Extracellular vesicle preparations derived from serum and plasma are known to be enriched in sEVs, but they also contain significant amounts of non-vesicle associated miRNAs derived from sources such as blood cells and protein-bound miRNAs. These non-vesicles associated miRNAs could interfere with cancer biomarker discovery. Our study was motivated by the need to determine which blood sample contains the least amount of non-vesicle associated miRNAs. This knowledge has the potential to improve cancer biomarker discovery and translation.
We sought to compare the miRNA profiles between serum and plasma sEV preparations to determine their suitability for biomarker studies. We also sought to compare the diagnostic performance of these two sample types using a previously established multi-miRNA biomarker panel for esophageal adenocarcinoma.
Matched serum and plasma samples from 10 healthy controls and 10 patients with esophageal adenocarcinoma were used for this study. sEVs were isolated with using ExoquickTM. RNA extracted from the vesicles was profiled using the Taqman Openarray qPCR.

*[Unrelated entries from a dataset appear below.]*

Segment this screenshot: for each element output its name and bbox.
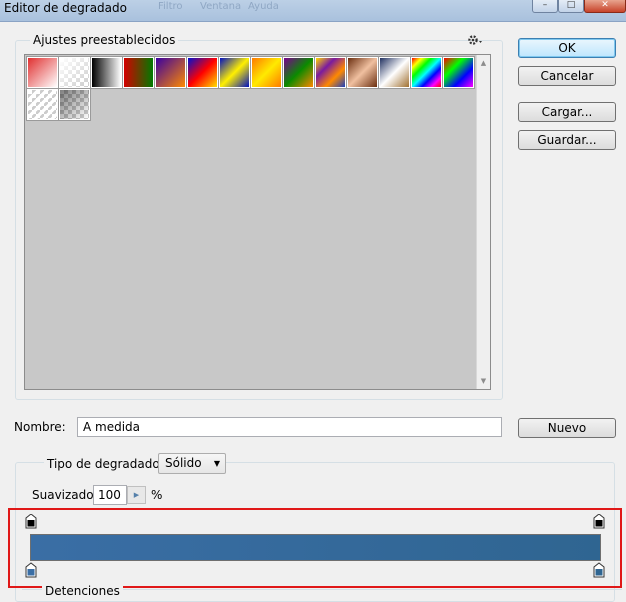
gradient-type-dropdown[interactable]: Sólido ▼ xyxy=(158,453,226,474)
name-input[interactable]: A medida xyxy=(77,417,502,437)
preset-violet-orange[interactable] xyxy=(154,56,187,89)
close-button[interactable]: ✕ xyxy=(584,0,626,13)
faded-menu-ventana: Ventana xyxy=(200,1,242,12)
smoothness-label: Suavizado: xyxy=(32,488,98,502)
scroll-down-icon[interactable]: ▼ xyxy=(477,375,490,387)
preset-copper[interactable] xyxy=(346,56,379,89)
color-stop-right[interactable] xyxy=(593,562,605,581)
preset-violet-green-orange[interactable] xyxy=(282,56,315,89)
chevron-down-icon: ▼ xyxy=(213,459,220,468)
cancel-button[interactable]: Cancelar xyxy=(518,66,616,86)
window-title: Editor de degradado xyxy=(4,1,127,15)
preset-red-green[interactable] xyxy=(122,56,155,89)
minimize-button[interactable]: – xyxy=(532,0,558,13)
preset-orange-yellow-orange[interactable] xyxy=(250,56,283,89)
preset-blue-red-yellow[interactable] xyxy=(186,56,219,89)
presets-swatch-area[interactable]: ▲ ▼ xyxy=(24,54,491,390)
save-button[interactable]: Guardar... xyxy=(518,130,616,150)
gradient-preview-bar[interactable] xyxy=(30,534,601,561)
opacity-stop-right[interactable] xyxy=(593,513,605,532)
maximize-icon: □ xyxy=(566,0,576,10)
name-label: Nombre: xyxy=(14,420,66,434)
preset-fg-to-bg[interactable] xyxy=(26,56,59,89)
preset-transparent-stripes[interactable] xyxy=(26,88,59,121)
title-bar: Editor de degradado Filtro Ventana Ayuda… xyxy=(0,0,626,22)
new-button[interactable]: Nuevo xyxy=(518,418,616,438)
faded-menu-filtro: Filtro xyxy=(158,1,183,12)
preset-blue-yellow-blue[interactable] xyxy=(218,56,251,89)
opacity-stop-left[interactable] xyxy=(25,513,37,532)
presets-legend: Ajustes preestablecidos xyxy=(30,33,179,47)
gradient-type-label: Tipo de degradado: xyxy=(44,456,167,472)
smoothness-unit: % xyxy=(151,488,163,502)
minimize-icon: – xyxy=(542,0,548,10)
arrow-right-icon: ▶ xyxy=(133,491,140,499)
smoothness-input[interactable]: 100 xyxy=(93,485,127,505)
gradient-type-value: Sólido xyxy=(165,456,202,470)
maximize-button[interactable]: □ xyxy=(558,0,584,13)
stops-legend: Detenciones xyxy=(42,584,123,598)
preset-yellow-violet-orange-blue[interactable] xyxy=(314,56,347,89)
load-button[interactable]: Cargar... xyxy=(518,102,616,122)
smoothness-stepper[interactable]: ▶ xyxy=(127,486,146,504)
ok-button[interactable]: OK xyxy=(518,38,616,58)
color-stop-left[interactable] xyxy=(25,562,37,581)
preset-transparent-rainbow[interactable] xyxy=(442,56,475,89)
presets-scrollbar[interactable]: ▲ ▼ xyxy=(476,55,490,389)
scroll-up-icon[interactable]: ▲ xyxy=(477,57,490,69)
preset-neutral-density[interactable] xyxy=(58,88,91,121)
preset-black-white[interactable] xyxy=(90,56,123,89)
close-icon: ✕ xyxy=(601,0,609,10)
faded-menu-ayuda: Ayuda xyxy=(248,1,279,12)
preset-chrome[interactable] xyxy=(378,56,411,89)
preset-spectrum[interactable] xyxy=(410,56,443,89)
preset-fg-to-transparent[interactable] xyxy=(58,56,91,89)
gear-icon[interactable] xyxy=(465,32,485,48)
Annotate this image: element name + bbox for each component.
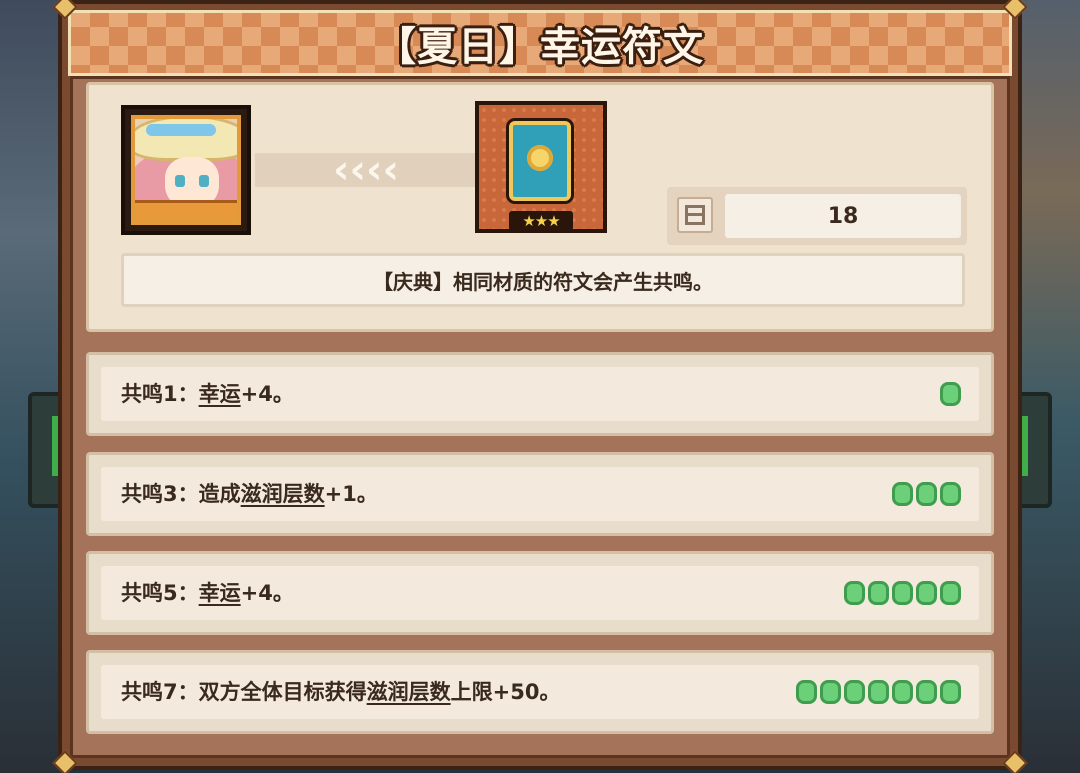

The overall miRNA content was higher in plasma sEV preparations (480 miRNAs) and contained 97.5% of the miRNAs found in the serum sEV preparations (412 miRNAs). The expression of commonly expressed miRNAs was highly correlated (Spearman’s R = 0.87, P < 0.0001) between the plasma and serum sEV preparations but was consistently higher in the plasma sEV preparations. Specific blood-cell miRNAs (hsa-miR-223-3p, hsa-miR-451a, miR-19b-3p, hsa-miR-17-5p, hsa-miR-30b-5p, hsa-miR-106a-5p, hsa-miR-150-5p and hsa-miR-92a-3p) were expressed at 2.7 to 9.6 fold higher levels in the plasma sEV preparations compared to serum sEV preparations (P < 0.05). In plasma sEV preparations, the percentage of protein-associated miRNAs expressed at relatively higher levels (cycle threshold 20-25) was greater than serum sEV preparations (50% vs 31%). While the percentage of vesicle-associated miRNAs expressed at relatively higher levels was greater in the serum sEV preparations than plasma sEV preparations (70% vs 44%). A 5-miRNA biomarker panel produced a higher cross validated accuracy for discriminating patients with esophageal adenocarcinoma from healthy controls using serum sEV preparations compared with plasma sEV preparations (AUROC 0.80 vs 0.54, P < 0.05).
Although plasma sEV preparations contained more miRNAs than serum sEV preparations, they also contained more miRNAs from non-vesicle origins.
Serum appears to be more suitable than plasma for sEV miRNAs biomarkers studies. Future studies on sEV associated cancer biomarkers may benefit from using serum as the sample type for analysis.